The Winnipeg Cold Storage Building is on the market for $3.5 million. (Mike Deal / Winnipeg Free Press)

The Winnipeg Cold Storage Building is on the market for $3.5 million. (Mike Deal / Winnipeg Free Press)

The company ran into trouble after Health Canada caught it attempting to sell more than 200 kilograms of unregulated cannabis on the legal market. The federal governing body revoked Bonify’s sales licence in 2019. It was reinstated later that year, but the firm never recovered.

In September 2021, Bonify filed for bankruptcy. Accounting giant Ernst & Young Inc. became the trustee and receiver of its holdings.

One month later, real estate firm Colliers International listed 422 Jarvis Ave. for sale at $5.5 million, said Colliers vice-president Gary Goodman.

Initially, Goodman thought another cannabis company might be interested in purchasing the building, but the site’s production licence had lapsed and would require reinstatement before any such work.

Ultimately, the cannabis-related equipment was sold at auction, and Colliers reduced the sale price to $3.5 million, marketing the building once again as an industrial warehouse.

“A multi-storey industrial building isn’t in demand as it used to be, but this one is quite well-built because it’s all concrete — top to bottom,” Goodman said this week. “It really does show as a very good building. The main floor was completely renovated and modernized to very high standards.”

When Bonify purchased the building in 2013, ahead of the Oct. 17, 2018, legalization of cannabis by the government of Canada, it performed extensive renovations, including replacing the roof and modernizing the lighting and temperature control systems.

The building also features loading facilities and four large freight elevators to transport goods to the upper floors, Goodman said.

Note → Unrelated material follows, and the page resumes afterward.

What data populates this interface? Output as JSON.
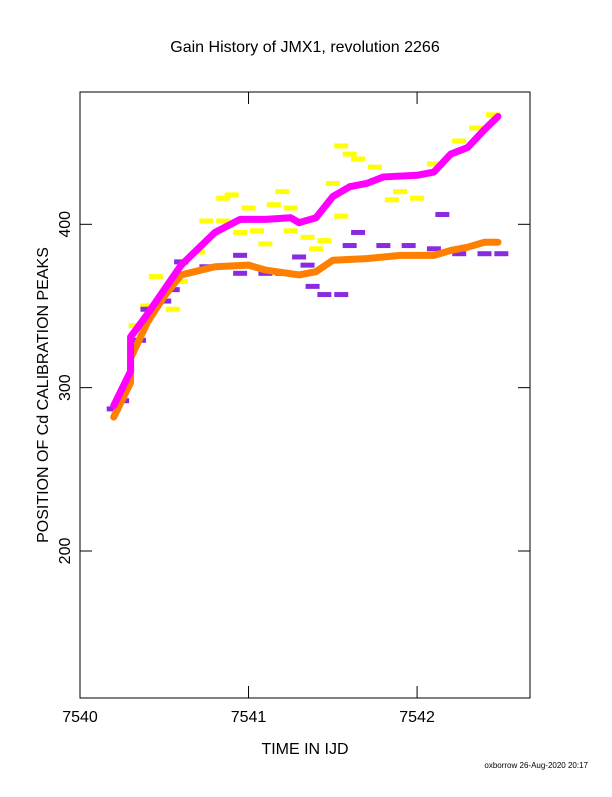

Only the building’s first floor is finished; the other four storeys require lighting and heating upgrades.

“I think it’s priced very appropriately for a large building like that that has very usable areas, but other areas that are going to require finishing,” he said.

A potential buyer is working on a conditional sale contract, Goodman said, although he could not provide further details.

While it does not technically have historical status with the City of Winnipeg, the cold storage building is well-known in the North End, said Gordon Goldsborough, president and head researcher with the Manitoba Historical Society.

“It’s conspicuous, definitely, but whether that makes it historic… that’s within the bailiwick of the historical buildings and resources committee,” he said.

The warehouse was built in stages over many years, with the first portion constructed around 1910 and the larger, eastern-facing part (with its trademark lettering) erected in 1940, Goldsborough said.

It has never been nominated for historical status, the City of Winnipeg said.

The Winnipeg Architecture Foundation website describes it as an “enormous and impressive landmark” better defined as a complex than a single building.

Its proximity to the Canadian Pacific railyards was once considered a major business advantage during a complicated period of food transportation and distribution, the foundation said.

Bonify’s illicit cannabis issue is not the only scandal to mar the building’s history.

In 1919, the Manitoba Cold Storage Co., which owned and developed the property, was accused of participating in price fixing by allowing 41/2 tons of eggs to expire while the price was high, according to the foundation.